Briefly – World

Haiti

Five killed in gunbattle

Haitian police backed by U.N. peacekeepers encircled a seaside slum controlled by heavily armed gangs on Friday, killing at least five gunmen in a firefight as the U.N. Security Council discussed efforts to pacify the nation ahead of fall elections.

Between five and 10 armed civilians died in the hourlong gunbattle between Haitian police and suspects described as members of street gangs, said Lt. Col. Elouafi Boulbars, a U.N. military spokesman. He said two Haitian police also were injured in the clash in Cite Soleil, where a day earlier a Filipino peacekeeper was shot and killed.

The clash came as some diplomats and politicians said Haiti had made little progress in preparing for November elections and needed more funding to lay the groundwork for the vote.

The U.N. Security Council met with leaders of political groups, and participants said Haitian politicians expressed frustration with U.N. efforts to assure safe and free elections more than a year after the overthrow of President Jean-Bertrand Aristide.

Russia

Insurgents fight back in Chechen capital

Russian and Chechen regional forces battled fighters holed up in an apartment building Friday in the Chechen capital of Grozny, killing at least five militants and leaving up to six federal troops dead, officials and news reports said.

The daytime gunbattle came hours after Russian forces staged a predawn raid, killing four fighters and seizing two portable anti-aircraft missile systems from rebels near the main air base.

The fighting in and around the Chechen capital was some of the fiercest in months.

Russian television showed helicopters circling over a nine-story apartment building in Grozny as heavily armed soldiers fired repeatedly. Smoke later could be seen billowing out of the building, which, like many in the Chechen capital, is already ruined from nearly a decade of war and violence in the southern Russian region.

Geneva

WHO says two virus shipments still missing

Health experts have destroyed two-thirds of the specimens of a killer influenza virus sent as part of routine test kits around the world, but still were trying to trace two shipments that were supposed to go to Mexico and Lebanon, U.N. officials said Friday.

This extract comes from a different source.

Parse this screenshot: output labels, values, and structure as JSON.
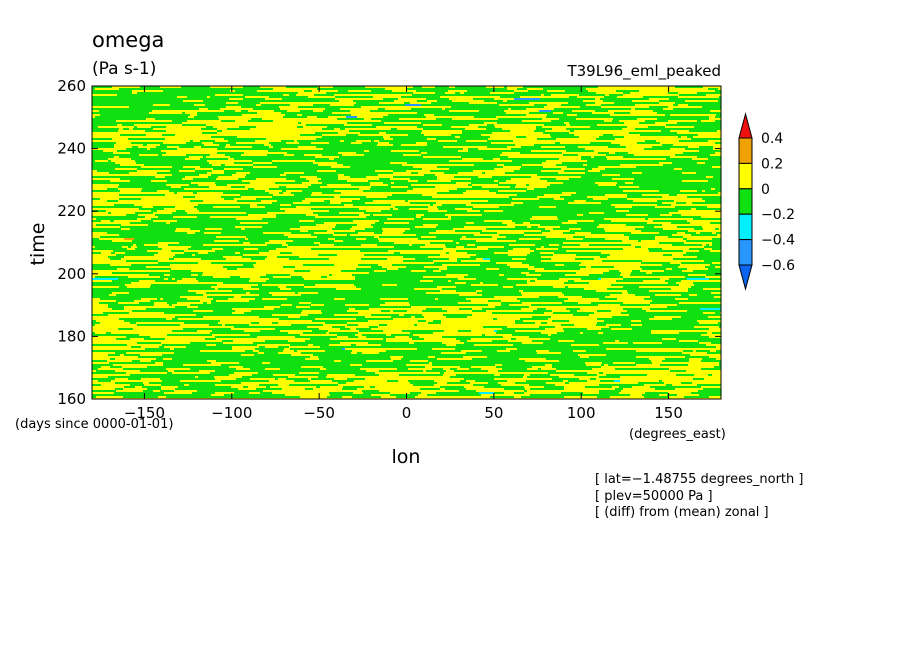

The World Health Organization has been urging thousands of labs in 18 countries that received vials of the nearly 50-year-old H2N2 virus to destroy the samples amid fears of a global pandemic should the virus be released.

WHO influenza chief Klaus Stohr said 10 of the countries that received samples confirmed their labs had destroyed the virus. Labs in Lebanon and Mexico, however, “never received the specimen even though they were on the distribution list,” Stohr said.

Bangladesh

Rescue efforts stop; 111 workers missing

Rescuers all but gave up hope of finding 111 missing workers in a collapsed garment factory in Bangladesh, as the confirmed death toll climbed to 54 after a total of 10 bodies were pulled from the rubble Friday.

A boiler blast Monday brought the nine-story building down on top of nearly 300 workers at Spectrum Garments Factory Ltd. near Savar, a town 20 miles northwest of the capital, Dhaka.

Rescuers found 10 bodies Friday and “it’ll be a miracle if we find any survivors,” a police official said.

The corpses were recovered after cranes removed huge concrete slabs, he said, adding it could take another week to clear the tons of rubble.

Bangladesh has about 2,500 garment factories employing about 1.8 million workers, about 90 percent of them women. The South Asian nation exports more than $5 billion of textiles each year.

Beijing

China warns against anti-Japan protests

China warned its people against participating in planned anti-Japanese protests this weekend, apparently worried they might spin out of control amid suggestions Beijing was trying to use the unrest to block Tokyo’s bid for a permanent U.N. Security Council seat.

Despite the warning, a crowd of about 5,000 people launched an anti-Japanese march today in central Shanghai, heading in the direction of Japan’s consulate as several hundred police watched.

As Japan’s foreign minister prepared to fly to Beijing for talks aimed at defusing the tensions, activists posted messages on Web sites calling for a third weekend of protests over Tokyo’s wartime history and the Security Council bid.